А потом папа вернулся в Баку с репутацией «брата ссыльного» и встретил мою маму, которая была дочерью «врага народа», поэта и просветителя Зульфугара Ахмедзаде, отца сатирического поэта и ответственного секретаря журнала «Кирпи» Руфата Ахмедзаде. Эти два, уже не очень молодых человека встретились совершенно случайно. Папа из Ташкента, брат ссыльного, другая дочь врага народа - эту никто замуж не берет, за папу никого не отдают… Так они и жили, каждый в своем в одиночестве… И в один прекрасный день директору кинотеатра «Вэтэн» Гите Александровне Бессантиной, которая была подругой моей мамы и знакомой папы, пришла в голову замечательная мысль – а не познакомить ли двух этих хороших, но таких одиноких людей?

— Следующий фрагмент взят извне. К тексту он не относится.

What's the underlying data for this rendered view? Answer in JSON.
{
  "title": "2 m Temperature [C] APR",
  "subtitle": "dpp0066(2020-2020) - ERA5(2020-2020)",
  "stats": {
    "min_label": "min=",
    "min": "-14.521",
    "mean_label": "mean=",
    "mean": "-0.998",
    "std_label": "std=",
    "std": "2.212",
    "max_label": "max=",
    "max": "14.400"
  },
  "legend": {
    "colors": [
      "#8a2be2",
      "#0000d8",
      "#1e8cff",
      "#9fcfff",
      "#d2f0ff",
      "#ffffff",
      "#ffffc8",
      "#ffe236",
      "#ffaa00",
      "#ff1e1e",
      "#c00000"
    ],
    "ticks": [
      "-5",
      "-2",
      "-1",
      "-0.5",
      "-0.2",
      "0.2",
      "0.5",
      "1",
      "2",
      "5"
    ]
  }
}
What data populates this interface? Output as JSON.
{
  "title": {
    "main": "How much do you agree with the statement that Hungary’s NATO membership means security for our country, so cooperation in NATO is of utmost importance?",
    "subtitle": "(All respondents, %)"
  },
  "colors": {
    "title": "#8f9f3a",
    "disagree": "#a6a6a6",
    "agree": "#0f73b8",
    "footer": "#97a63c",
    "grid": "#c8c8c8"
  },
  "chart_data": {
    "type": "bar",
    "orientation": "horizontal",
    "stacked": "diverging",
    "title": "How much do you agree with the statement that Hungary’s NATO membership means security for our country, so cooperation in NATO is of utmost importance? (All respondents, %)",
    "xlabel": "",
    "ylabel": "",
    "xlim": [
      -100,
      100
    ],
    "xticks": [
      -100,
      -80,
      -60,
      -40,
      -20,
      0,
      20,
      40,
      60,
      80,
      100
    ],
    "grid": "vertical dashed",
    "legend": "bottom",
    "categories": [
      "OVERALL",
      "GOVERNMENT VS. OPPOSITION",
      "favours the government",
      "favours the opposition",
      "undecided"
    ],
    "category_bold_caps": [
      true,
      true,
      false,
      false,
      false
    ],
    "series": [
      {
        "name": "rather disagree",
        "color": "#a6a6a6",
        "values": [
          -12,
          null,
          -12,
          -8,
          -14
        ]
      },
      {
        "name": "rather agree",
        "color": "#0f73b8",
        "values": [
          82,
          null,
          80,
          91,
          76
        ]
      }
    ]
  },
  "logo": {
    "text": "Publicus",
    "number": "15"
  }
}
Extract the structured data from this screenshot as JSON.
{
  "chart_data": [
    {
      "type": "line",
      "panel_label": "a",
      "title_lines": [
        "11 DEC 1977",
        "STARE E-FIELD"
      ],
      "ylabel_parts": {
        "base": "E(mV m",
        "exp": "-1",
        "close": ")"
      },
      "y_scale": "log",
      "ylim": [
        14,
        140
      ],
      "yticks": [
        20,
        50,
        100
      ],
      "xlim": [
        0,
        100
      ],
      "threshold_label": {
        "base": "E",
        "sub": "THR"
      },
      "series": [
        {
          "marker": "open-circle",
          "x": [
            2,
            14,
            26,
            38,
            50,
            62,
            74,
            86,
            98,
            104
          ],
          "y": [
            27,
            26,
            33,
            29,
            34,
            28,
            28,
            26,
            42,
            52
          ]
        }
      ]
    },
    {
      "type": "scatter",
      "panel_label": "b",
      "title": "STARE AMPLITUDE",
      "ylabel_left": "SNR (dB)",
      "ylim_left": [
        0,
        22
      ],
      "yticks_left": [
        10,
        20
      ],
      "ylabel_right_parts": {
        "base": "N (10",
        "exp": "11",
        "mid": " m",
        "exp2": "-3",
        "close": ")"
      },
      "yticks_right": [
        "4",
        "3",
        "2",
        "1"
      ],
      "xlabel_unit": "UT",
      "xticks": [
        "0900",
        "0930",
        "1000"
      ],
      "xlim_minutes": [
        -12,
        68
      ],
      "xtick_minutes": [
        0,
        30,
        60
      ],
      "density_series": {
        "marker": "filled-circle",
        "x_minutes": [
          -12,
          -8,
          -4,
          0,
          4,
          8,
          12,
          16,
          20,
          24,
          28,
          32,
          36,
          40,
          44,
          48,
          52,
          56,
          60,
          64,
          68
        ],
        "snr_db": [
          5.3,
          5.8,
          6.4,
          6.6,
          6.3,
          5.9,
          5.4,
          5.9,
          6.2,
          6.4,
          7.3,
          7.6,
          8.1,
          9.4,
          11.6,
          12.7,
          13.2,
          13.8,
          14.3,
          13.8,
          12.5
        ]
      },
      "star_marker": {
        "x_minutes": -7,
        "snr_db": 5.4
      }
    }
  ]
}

И сделала так, что они, якобы случайно, встретились у нее в кинотеатре. Вот так, благодаря Гите Бессантиной, мои родители поженились, и переехали жить на улицу Ази Асланова, 38. А на свадьбе у них пел не кто иной, как тогда еще совсем молодой певец Лютфияр Иманов…

Судьба другого моего дяди, который уехал в Одессу, сложилась удачно. После окончания института он сделал блестящую карьеру, а после войны по его проекту восстанавливали разрушенный одесский порт. И в этот период с ним произошла одна, очень интересная история. Так как война уже закончилась, надо было возвращать американцам за ленд-лиз золото в виде слитков, и отгружали его из Одессы. Процесс погрузки проходил в обстановке строжайшей секретности и, естественно, под тотальным контролем НКВД. На причал подъезжала полуторка, и там, за столом, уже сидел НКВДшник, перед которым лежала большая канцелярская книга, в которую он записывал номер каждого слитка. И только после этого его относили на корабль, где другой НКВДшник делал тоже самое - записывал номер, но уже в свою книгу. Так, слиток за слитком, золото постепенно переносилось на судно. И тут произошло страшное – один из военных, который переносил золото, вдруг пошатнулся и уронил слиток в воду… На дно сразу же спустились водолазы, но ничего там не нашли. Этого несчастного тут же объявили врагом народа, сказали, что у него под водой был сообщник и арестовали. Скандал был на всю Одессу! И вдруг кто-то вспомнил, что проект порта делал профессор Шихиев и надо с ним посоветоваться. Стали его искать, и выяснилось, что во время восстановления порта он упал в море, схватил воспаление легких, и теперь лежит в больнице. К нему отправилась целая делегация, и попросили его помочь. Тогда мой дядя сказал, чтобы ему дали точный вес золота и место стоянки корабля. И лежа на больничной койке, он за пять минут рассчитал место, где нужно искать утонувший слиток. Нырнули и нашли это злополучное золото… Этого бедолагу НКВДшника отпустили, а дяде дали Сталинскую премию, которую и так уже собирались ему присвоить, но этот инцидент с находкой пропавшего золота стал своего рода катализатором, ускорившим это процесс…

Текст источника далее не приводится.